Pump as Cloud Buying Cooperative

Diving deeper into

Pump

Company Report
Pump’s revenue is driven by its position as a cloud reseller and intermediary, earning a percentage of aggregated volume discounts negotiated with AWS and GCP rather than charging customers directly.
Analyzed 5 sources

This model makes Pump less like a SaaS budgeting tool and more like a buying cooperative for cloud infrastructure. The customer does not buy software and then hope to save money later. Instead, Pump becomes the billing layer, combines many smaller accounts into one larger purchasing base, buys commitments and reseller discounts at better rates, passes most of that savings through, and keeps part of the spread as revenue.

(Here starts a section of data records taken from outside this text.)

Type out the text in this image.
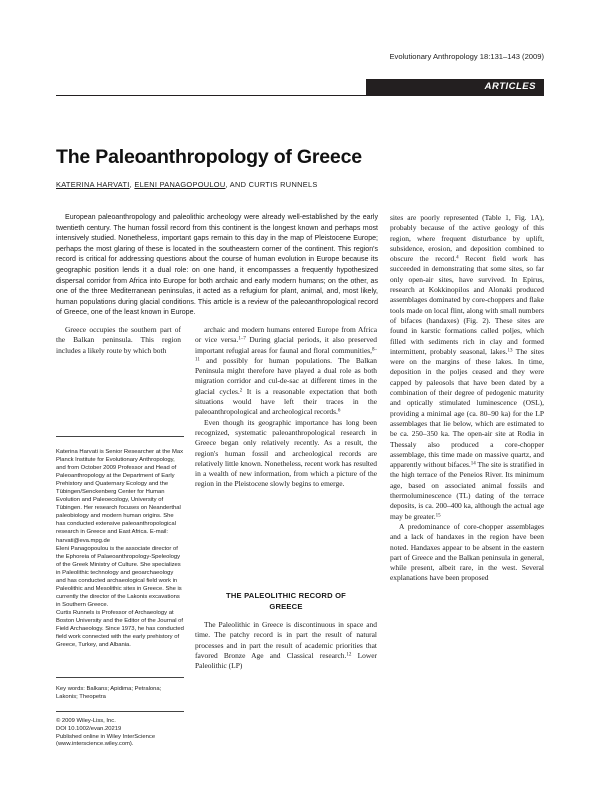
Evolutionary Anthropology 18:131–143 (2009)
ARTICLES
The Paleoanthropology of Greece
KATERINA HARVATI, ELENI PANAGOPOULOU, AND CURTIS RUNNELS

European paleoanthropology and paleolithic archeology were already well-established by the early twentieth century. The human fossil record from this continent is the longest known and perhaps most intensively studied. Nonetheless, important gaps remain to this day in the map of Pleistocene Europe; perhaps the most glaring of these is located in the southeastern corner of the continent. This region's record is critical for addressing questions about the course of human evolution in Europe because its geographic position lends it a dual role: on one hand, it encompasses a frequently hypothesized dispersal corridor from Africa into Europe for both archaic and early modern humans; on the other, as one of the three Mediterranean peninsulas, it acted as a refugium for plant, animal, and, most likely, human populations during glacial conditions. This article is a review of the paleoanthropological record of Greece, one of the least known in Europe.

Greece occupies the southern part of the Balkan peninsula. This region includes a likely route by which both

Katerina Harvati is Senior Researcher at the Max Planck Institute for Evolutionary Anthropology, and from October 2009 Professor and Head of Paleoanthropology at the Department of Early Prehistory and Quaternary Ecology and the Tübingen/Senckenberg Center for Human Evolution and Paleoecology, University of Tübingen. Her research focuses on Neanderthal paleobiology and modern human origins. She has conducted extensive paleoanthropological research in Greece and East Africa. E-mail: harvati@eva.mpg.de

Eleni Panagopoulou is the associate director of the Ephoreia of Palaeoanthropology-Speleology of the Greek Ministry of Culture. She specializes in Paleolithic technology and geoarchaeology and has conducted archaeological field work in Paleolithic and Mesolithic sites in Greece. She is currently the director of the Lakonis excavations in Southern Greece.

Curtis Runnels is Professor of Archaeology at Boston University and the Editor of the Journal of Field Archaeology. Since 1973, he has conducted field work connected with the early prehistory of Greece, Turkey, and Albania.

Key words: Balkans; Apidima; Petralona; Lakonis; Theopetra

© 2009 Wiley-Liss, Inc.
DOI 10.1002/evan.20219
Published online in Wiley InterScience
(www.interscience.wiley.com).

archaic and modern humans entered Europe from Africa or vice versa.$^{1-7}$ During glacial periods, it also preserved important refugial areas for faunal and floral communities,$^{8-11}$ and possibly for human populations. The Balkan Peninsula might therefore have played a dual role as both migration corridor and cul-de-sac at different times in the glacial cycles.$^2$ It is a reasonable expectation that both situations would have left their traces in the paleoanthropological and archeological records.$^6$

Even though its geographic importance has long been recognized, systematic paleoanthropological research in Greece began only relatively recently. As a result, the region's human fossil and archeological records are relatively little known. Nonetheless, recent work has resulted in a wealth of new information, from which a picture of the region in the Pleistocene slowly begins to emerge.

THE PALEOLITHIC RECORD OF
GREECE

The Paleolithic in Greece is discontinuous in space and time. The patchy record is in part the result of natural processes and in part the result of academic priorities that favored Bronze Age and Classical research.$^{12}$ Lower Paleolithic (LP)

sites are poorly represented (Table 1, Fig. 1A), probably because of the active geology of this region, where frequent disturbance by uplift, subsidence, erosion, and deposition combined to obscure the record.$^4$ Recent field work has succeeded in demonstrating that some sites, so far only open-air sites, have survived. In Epirus, research at Kokkinopilos and Alonaki produced assemblages dominated by core-choppers and flake tools made on local flint, along with small numbers of bifaces (handaxes) (Fig. 2). These sites are found in karstic formations called poljes, which filled with sediments rich in clay and formed intermittent, probably seasonal, lakes.$^{13}$ The sites were on the margins of these lakes. In time, deposition in the poljes ceased and they were capped by paleosols that have been dated by a combination of their degree of pedogenic maturity and optically stimulated luminescence (OSL), providing a minimal age (ca. 80–90 ka) for the LP assemblages that lie below, which are estimated to be ca. 250–350 ka. The open-air site at Rodia in Thessaly also produced a core-chopper assemblage, this time made on massive quartz, and apparently without bifaces.$^{14}$ The site is stratified in the high terrace of the Peneios River. Its minimum age, based on associated animal fossils and thermoluminescence (TL) dating of the terrace deposits, is ca. 200–400 ka, although the actual age may be greater.$^{15}$

A predominance of core-chopper assemblages and a lack of handaxes in the region have been noted. Handaxes appear to be absent in the eastern part of Greece and the Balkan peninsula in general, while present, albeit rare, in the west. Several explanations have been proposed
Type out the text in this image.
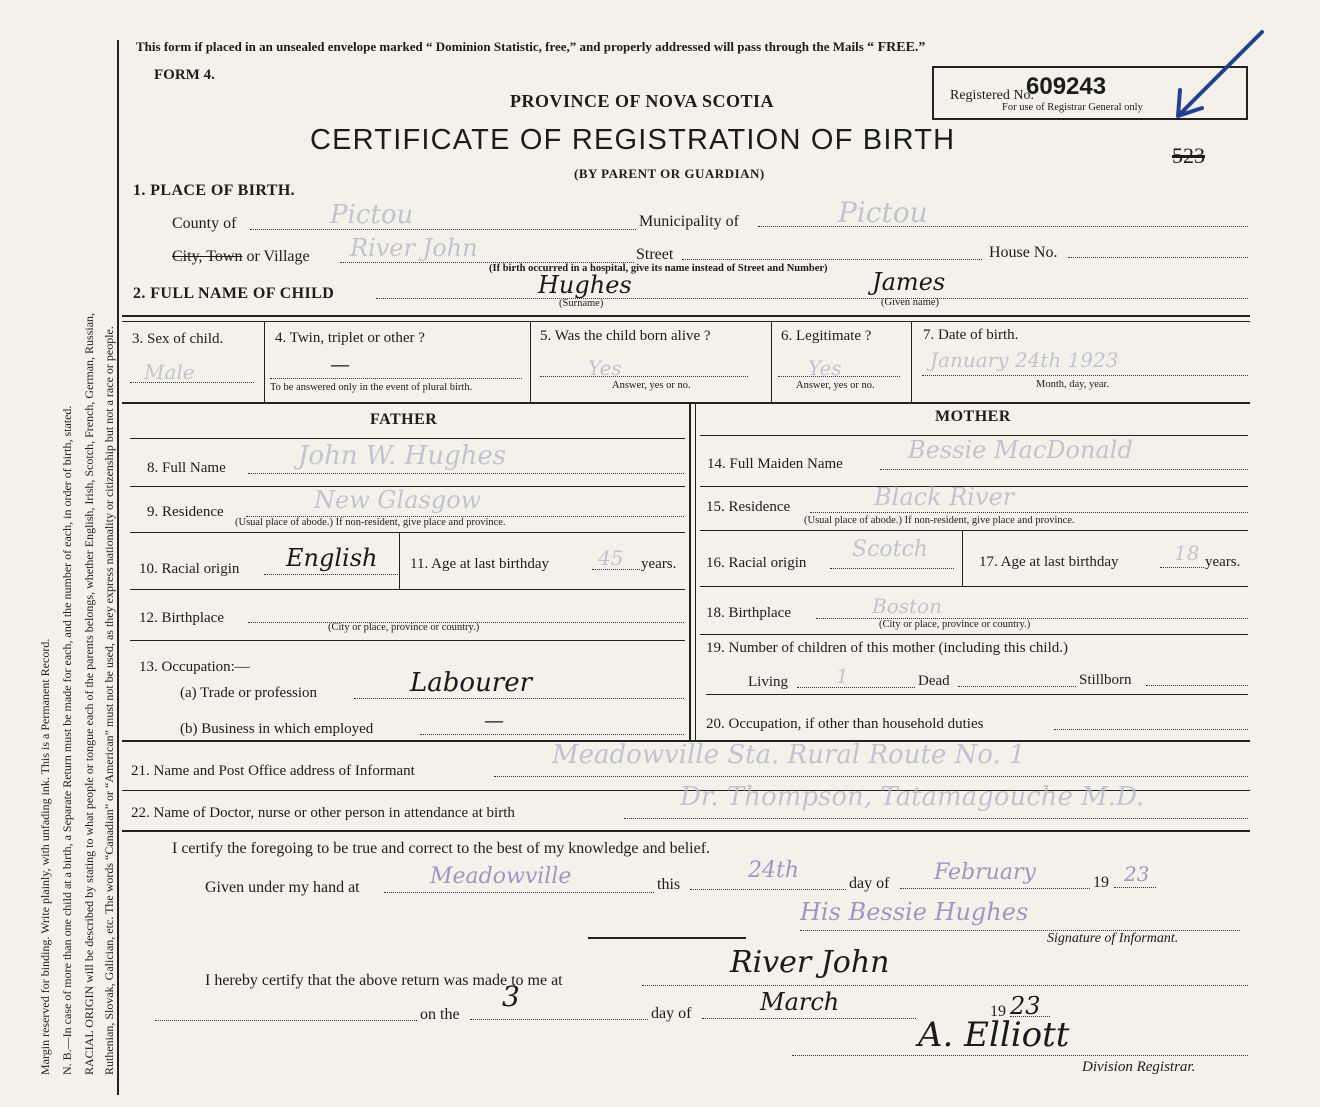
Margin reserved for binding. Write plainly, with unfading ink. This is a Permanent Record. N. B.—In case of more than one child at a birth, a Separate Return must be made for each, and the number of each, in order of birth, stated. RACIAL ORIGIN will be described by stating to what people or tongue each of the parents belongs, whether English, Irish, Scotch, French, German, Russian, Ruthenian, Slovak, Galician, etc. The words “Canadian” or “American” must not be used, as they express nationality or citizenship but not a race or people.
This form if placed in an unsealed envelope marked “ Dominion Statistic, free,” and properly addressed will pass through the Mails “ FREE.”
FORM 4.
PROVINCE OF NOVA SCOTIA
CERTIFICATE OF REGISTRATION OF BIRTH
(BY PARENT OR GUARDIAN)
Registered No.
609243
For use of Registrar General only
523
1. PLACE OF BIRTH.
County of	Pictou	Municipality of	Pictou
City, Town or Village River John	Street	House No.
(If birth occurred in a hospital, give its name instead of Street and Number)
2. FULL NAME OF CHILD	Hughes	James
(Surname)	(Given name)
3. Sex of child.
Male
4. Twin, triplet or other ?
—
To be answered only in the event of plural birth.
5. Was the child born alive ?
Yes
Answer, yes or no.
6. Legitimate ?
Yes
Answer, yes or no.
7. Date of birth.
January 24th 1923
Month, day, year.
FATHER	MOTHER
8. Full Name	John W. Hughes
9. Residence	New Glasgow
(Usual place of abode.) If non-resident, give place and province.
10. Racial origin English 11. Age at last birthday 45 years.
12. Birthplace
(City or place, province or country.)
13. Occupation:—
(a) Trade or profession	Labourer
(b) Business in which employed	—
14. Full Maiden Name	Bessie MacDonald
15. Residence	Black River
(Usual place of abode.) If non-resident, give place and province.
16. Racial origin
Scotch	17. Age at last birthday	18 years.
18. Birthplace	Boston
(City or place, province or country.)
19. Number of children of this mother (including this child.)
Living 1	Dead	Stillborn
20. Occupation, if other than household duties
21. Name and Post Office address of Informant
Meadowville Sta. Rural Route No. 1
22. Name of Doctor, nurse or other person in attendance at birth
Dr. Thompson, Tatamagouche M.D.
I certify the foregoing to be true and correct to the best of my knowledge and belief.
Given under my hand at	Meadowville	this
24th
day of February	19 23
His Bessie Hughes
Signature of Informant.
I hereby certify that the above return was made to me at
River John
on the
3
day of	March	19 23
A. Elliott
Division Registrar.
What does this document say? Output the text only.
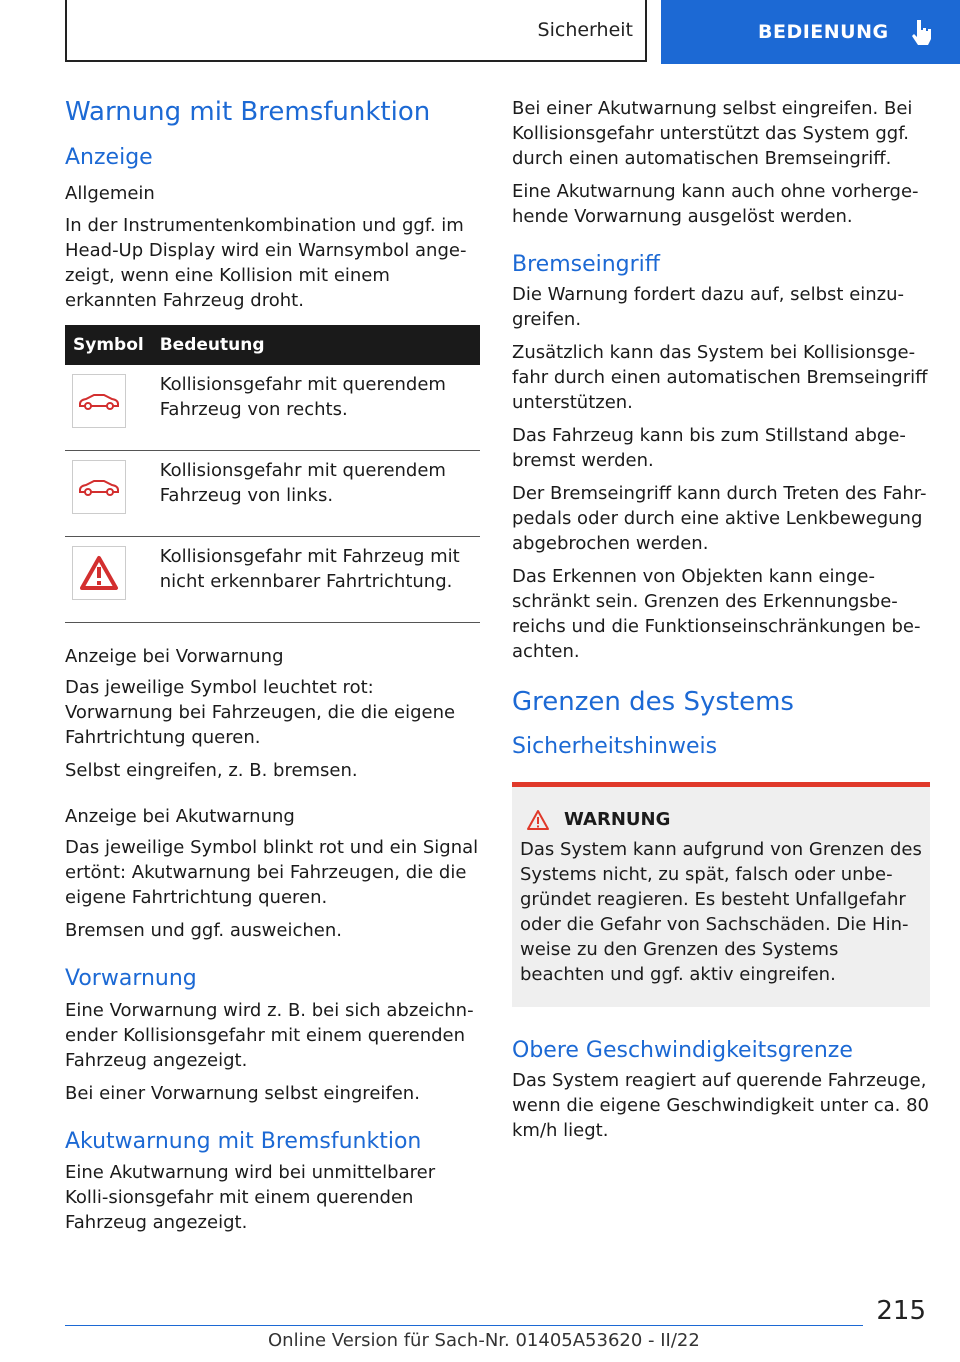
Sicherheit	BEDIENUNG
Warnung mit Bremsfunktion
Anzeige
Allgemein

In der Instrumentenkombination und ggf. im Head-Up Display wird ein Warnsymbol ange-zeigt, wenn eine Kollision mit einem erkannten Fahrzeug droht.

Symbol	Bedeutung

	Kollisionsgefahr mit querendem Fahrzeug von rechts.

	Kollisionsgefahr mit querendem Fahrzeug von links.

	Kollisionsgefahr mit Fahrzeug mit nicht erkennbarer Fahrtrichtung.
Anzeige bei Vorwarnung

Das jeweilige Symbol leuchtet rot: Vorwarnung bei Fahrzeugen, die die eigene Fahrtrichtung queren.

Selbst eingreifen, z. B. bremsen.

Anzeige bei Akutwarnung

Das jeweilige Symbol blinkt rot und ein Signal ertönt: Akutwarnung bei Fahrzeugen, die die eigene Fahrtrichtung queren.

Bremsen und ggf. ausweichen.

Vorwarnung

Eine Vorwarnung wird z. B. bei sich abzeichn-ender Kollisionsgefahr mit einem querenden Fahrzeug angezeigt.

Bei einer Vorwarnung selbst eingreifen.

Akutwarnung mit Bremsfunktion

Eine Akutwarnung wird bei unmittelbarer Kolli-sionsgefahr mit einem querenden Fahrzeug angezeigt.

Bei einer Akutwarnung selbst eingreifen. Bei Kollisionsgefahr unterstützt das System ggf. durch einen automatischen Bremseingriff.

Eine Akutwarnung kann auch ohne vorherge-hende Vorwarnung ausgelöst werden.

Bremseingriff

Die Warnung fordert dazu auf, selbst einzu-greifen.

Zusätzlich kann das System bei Kollisionsge-fahr durch einen automatischen Bremseingriff unterstützen.

Das Fahrzeug kann bis zum Stillstand abge-bremst werden.

Der Bremseingriff kann durch Treten des Fahr-pedals oder durch eine aktive Lenkbewegung abgebrochen werden.

Das Erkennen von Objekten kann einge-schränkt sein. Grenzen des Erkennungsbe-reichs und die Funktionseinschränkungen be-achten.

Grenzen des Systems
Sicherheitshinweis
WARNUNG

Das System kann aufgrund von Grenzen des Systems nicht, zu spät, falsch oder unbe-gründet reagieren. Es besteht Unfallgefahr oder die Gefahr von Sachschäden. Die Hin-weise zu den Grenzen des Systems beachten und ggf. aktiv eingreifen.

Obere Geschwindigkeitsgrenze

Das System reagiert auf querende Fahrzeuge, wenn die eigene Geschwindigkeit unter ca. 80 km/h liegt.

215
Online Version für Sach-Nr. 01405A53620 - II/22
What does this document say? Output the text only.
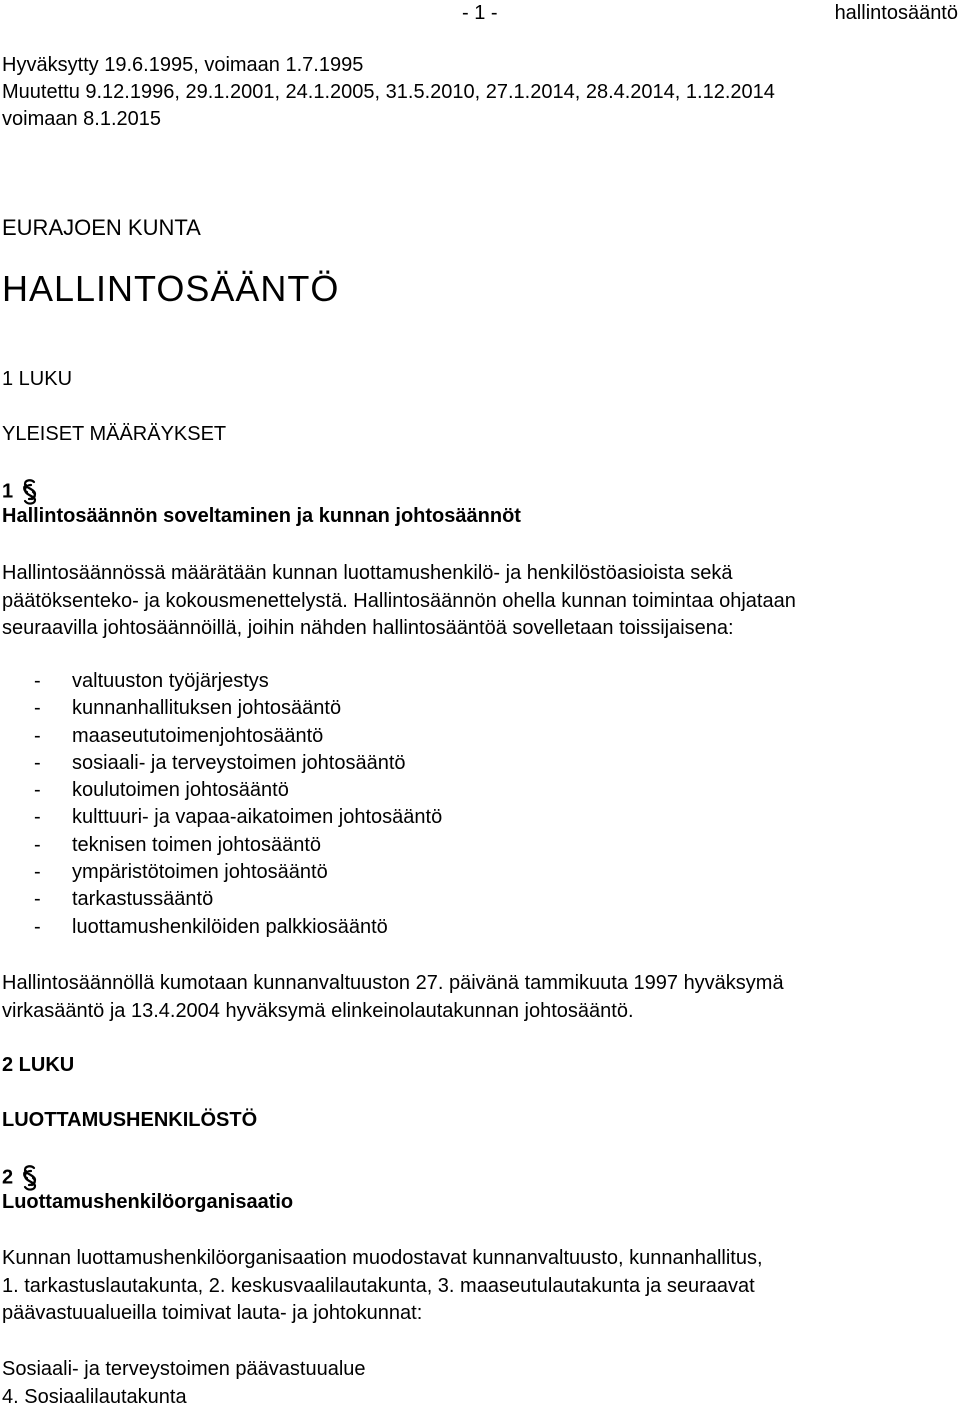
- 1 -	hallintosääntö
Hyväksytty 19.6.1995, voimaan 1.7.1995
Muutettu 9.12.1996, 29.1.2001, 24.1.2005, 31.5.2010, 27.1.2014, 28.4.2014, 1.12.2014
voimaan 8.1.2015
EURAJOEN KUNTA
HALLINTOSÄÄNTÖ
1 LUKU
YLEISET MÄÄRÄYKSET
1
Hallintosäännön soveltaminen ja kunnan johtosäännöt
Hallintosäännössä määrätään kunnan luottamushenkilö- ja henkilöstöasioista sekä
päätöksenteko- ja kokousmenettelystä. Hallintosäännön ohella kunnan toimintaa ohjataan
seuraavilla johtosäännöillä, joihin nähden hallintosääntöä sovelletaan toissijaisena:
- valtuuston työjärjestys
- kunnanhallituksen johtosääntö
- maaseututoimenjohtosääntö
- sosiaali- ja terveystoimen johtosääntö
- koulutoimen johtosääntö
- kulttuuri- ja vapaa-aikatoimen johtosääntö
- teknisen toimen johtosääntö
- ympäristötoimen johtosääntö
- tarkastussääntö
- luottamushenkilöiden palkkiosääntö
Hallintosäännöllä kumotaan kunnanvaltuuston 27. päivänä tammikuuta 1997 hyväksymä
virkasääntö ja 13.4.2004 hyväksymä elinkeinolautakunnan johtosääntö.
2 LUKU
LUOTTAMUSHENKILÖSTÖ
2
Luottamushenkilöorganisaatio
Kunnan luottamushenkilöorganisaation muodostavat kunnanvaltuusto, kunnanhallitus,
1. tarkastuslautakunta, 2. keskusvaalilautakunta, 3. maaseutulautakunta ja seuraavat
päävastuualueilla toimivat lauta- ja johtokunnat:
Sosiaali- ja terveystoimen päävastuualue
4. Sosiaalilautakunta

  • The workflow is unusually concrete. After joining, a company routes AWS, GCP, or Azure billing through Pump, Pump receives the bill, applies group buying discounts immediately, then uses usage data to buy Reserved Instances, Savings Plans, or CUDs on the customer’s behalf within days.
  • That creates strong alignment between customer value and Pump revenue. If Pump saves a startup 20% to 40% on a bigger cloud bill, both the customer’s dollar savings and Pump’s margin pool rise together. That is why revenue can scale from $7M annualized in 2024 to $25M in 2025 without charging a software fee.
  • The closest comparison is DoiT on the reseller side, while CloudZero, Vantage, and Finout mostly sell read only cost intelligence software. Pump trades some SaaS like gross margin for a much easier entry point, because the buyer can say yes to lower bills now instead of adding another line item to the budget.

The next step is for Pump to turn control of the bill into control of more cloud decisions. As pooled spend grows, Pump can negotiate deeper discounts, automate more purchasing, and bundle adjacent products around security, governance, and spend management, which pushes it from savings tool toward a broader cloud commerce layer.